Port continues to chew name change options
The Port of St. Helens is likely to change its name, but exactly what that name will be remains to be determined.
Whatever name is chosen, it will likely include reference to Columbia River, or Columbia County, in an effort to be more inclusive of the port's geographical district.
Suggestions for new names have mostly been met with enthusiasm, but at least one maritime organization says it has concerns about the port's potential name change.
The Columbia River Steamship Operators' Association drafted a letter to the port urging the agency to steer away from any name that could cause confusion among shippers within the Columbia River trade corridor.
Representatives from CRSOA addressed port commissioners and staff during a board of commissioners meeting Wednesday, June 13.
Kate Mickelson, executive director of CRSOA, said her association worried about the port using a name too similar to the Columbia River District, which includes several ports in the Pacific Northwest.
"Use of the word 'Columbia' may result in confusion and legal challenges," Mickelson said Wednesday.
When pressed further about the statement, Mickelson later clarified that CRSOA had no intention of taking legal action against the port, but simply wanted to voice concerns about the potential for goods to end up in the wrong area if vessel operators mistook the newly renamed Port of St. Helens for another port.
Hayes said the port is striving to revise its branding and marketing to better attract new prospective tenants. That can be difficult when most people don't know where the Port of St. Helens is, or what area the district encompasses, he said.
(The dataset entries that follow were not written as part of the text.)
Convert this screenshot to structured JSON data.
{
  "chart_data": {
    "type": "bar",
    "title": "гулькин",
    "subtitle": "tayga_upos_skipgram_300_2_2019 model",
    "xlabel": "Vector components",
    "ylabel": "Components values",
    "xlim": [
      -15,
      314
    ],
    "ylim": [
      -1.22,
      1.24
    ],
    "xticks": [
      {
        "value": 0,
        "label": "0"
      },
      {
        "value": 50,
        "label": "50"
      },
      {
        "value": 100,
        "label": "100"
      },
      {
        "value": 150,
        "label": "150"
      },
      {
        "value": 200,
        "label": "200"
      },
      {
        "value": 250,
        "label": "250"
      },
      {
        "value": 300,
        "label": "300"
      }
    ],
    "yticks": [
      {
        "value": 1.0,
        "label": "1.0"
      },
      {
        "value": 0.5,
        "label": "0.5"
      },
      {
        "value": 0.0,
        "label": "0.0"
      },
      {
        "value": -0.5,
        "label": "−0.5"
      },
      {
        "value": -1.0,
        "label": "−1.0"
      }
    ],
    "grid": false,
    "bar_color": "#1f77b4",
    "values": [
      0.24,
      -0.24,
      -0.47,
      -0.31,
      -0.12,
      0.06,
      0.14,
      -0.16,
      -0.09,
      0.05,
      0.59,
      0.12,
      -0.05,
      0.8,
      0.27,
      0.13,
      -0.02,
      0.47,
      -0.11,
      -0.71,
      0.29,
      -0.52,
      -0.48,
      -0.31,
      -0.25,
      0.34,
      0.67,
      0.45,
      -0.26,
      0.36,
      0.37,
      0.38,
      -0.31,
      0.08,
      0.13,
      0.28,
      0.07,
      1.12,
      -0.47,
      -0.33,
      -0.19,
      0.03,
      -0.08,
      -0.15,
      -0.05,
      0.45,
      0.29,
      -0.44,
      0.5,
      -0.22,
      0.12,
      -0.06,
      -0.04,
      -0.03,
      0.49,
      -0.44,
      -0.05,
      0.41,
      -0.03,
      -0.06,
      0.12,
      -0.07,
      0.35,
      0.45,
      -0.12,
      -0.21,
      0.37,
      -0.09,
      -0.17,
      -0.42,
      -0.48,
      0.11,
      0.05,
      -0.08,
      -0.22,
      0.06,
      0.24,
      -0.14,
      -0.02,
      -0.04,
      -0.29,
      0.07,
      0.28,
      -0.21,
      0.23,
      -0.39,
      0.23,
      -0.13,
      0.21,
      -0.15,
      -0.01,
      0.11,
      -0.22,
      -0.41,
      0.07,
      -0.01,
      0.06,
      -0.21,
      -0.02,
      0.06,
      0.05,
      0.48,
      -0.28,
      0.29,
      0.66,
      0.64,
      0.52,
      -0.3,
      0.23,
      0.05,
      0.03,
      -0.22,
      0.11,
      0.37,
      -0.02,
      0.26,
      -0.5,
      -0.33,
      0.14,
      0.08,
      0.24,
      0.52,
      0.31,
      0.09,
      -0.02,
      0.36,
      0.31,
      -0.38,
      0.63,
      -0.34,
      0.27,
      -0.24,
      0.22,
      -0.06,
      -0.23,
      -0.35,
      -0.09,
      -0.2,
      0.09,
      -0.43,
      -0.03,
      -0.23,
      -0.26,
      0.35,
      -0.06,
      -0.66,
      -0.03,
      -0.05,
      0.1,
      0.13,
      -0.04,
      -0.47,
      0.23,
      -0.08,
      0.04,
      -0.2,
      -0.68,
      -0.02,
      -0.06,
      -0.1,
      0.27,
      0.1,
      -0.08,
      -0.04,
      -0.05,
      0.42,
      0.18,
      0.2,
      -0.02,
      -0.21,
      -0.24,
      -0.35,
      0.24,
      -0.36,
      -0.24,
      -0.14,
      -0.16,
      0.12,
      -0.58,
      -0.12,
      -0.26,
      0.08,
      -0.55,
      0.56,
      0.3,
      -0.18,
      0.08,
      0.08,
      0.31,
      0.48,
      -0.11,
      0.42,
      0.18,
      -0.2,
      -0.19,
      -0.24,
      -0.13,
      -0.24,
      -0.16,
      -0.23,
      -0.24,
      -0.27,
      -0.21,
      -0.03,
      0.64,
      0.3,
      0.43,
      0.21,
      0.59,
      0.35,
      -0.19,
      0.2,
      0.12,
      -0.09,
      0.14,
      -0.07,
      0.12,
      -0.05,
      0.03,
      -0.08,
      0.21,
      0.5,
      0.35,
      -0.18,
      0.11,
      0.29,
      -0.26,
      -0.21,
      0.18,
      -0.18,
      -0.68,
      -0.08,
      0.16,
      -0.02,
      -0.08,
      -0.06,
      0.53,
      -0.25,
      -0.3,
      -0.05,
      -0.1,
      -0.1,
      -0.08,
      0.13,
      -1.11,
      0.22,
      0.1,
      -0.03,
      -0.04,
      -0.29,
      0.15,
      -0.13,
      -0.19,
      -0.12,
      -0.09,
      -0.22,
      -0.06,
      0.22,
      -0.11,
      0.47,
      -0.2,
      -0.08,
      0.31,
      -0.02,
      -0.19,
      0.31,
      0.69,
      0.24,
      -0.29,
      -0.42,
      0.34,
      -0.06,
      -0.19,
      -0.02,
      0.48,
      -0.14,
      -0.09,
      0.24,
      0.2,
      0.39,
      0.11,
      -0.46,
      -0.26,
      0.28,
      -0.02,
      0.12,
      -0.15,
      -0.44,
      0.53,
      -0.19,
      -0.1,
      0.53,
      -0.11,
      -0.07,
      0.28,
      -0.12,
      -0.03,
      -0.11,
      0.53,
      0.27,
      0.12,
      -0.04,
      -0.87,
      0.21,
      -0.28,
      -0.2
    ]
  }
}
"We've been looking at the feasibility of rebranding the port," Hayes said, "to attract international domestic businesses and make us stand out. We need to be inclusive of the entire district, from Scappoose to Clatskanie."
Hayes said the current name creates confusion.
"A majority of prospective tenants think we are in Washington state," he noted.
Prior to Wednesday's discussion, a poll was created on the port's website seeking public suggestions and input on ideas for new names. Commissioners took no vote, but did direct staff to proceed with efforts to continue pursuing a new name, with further public input to be solicited.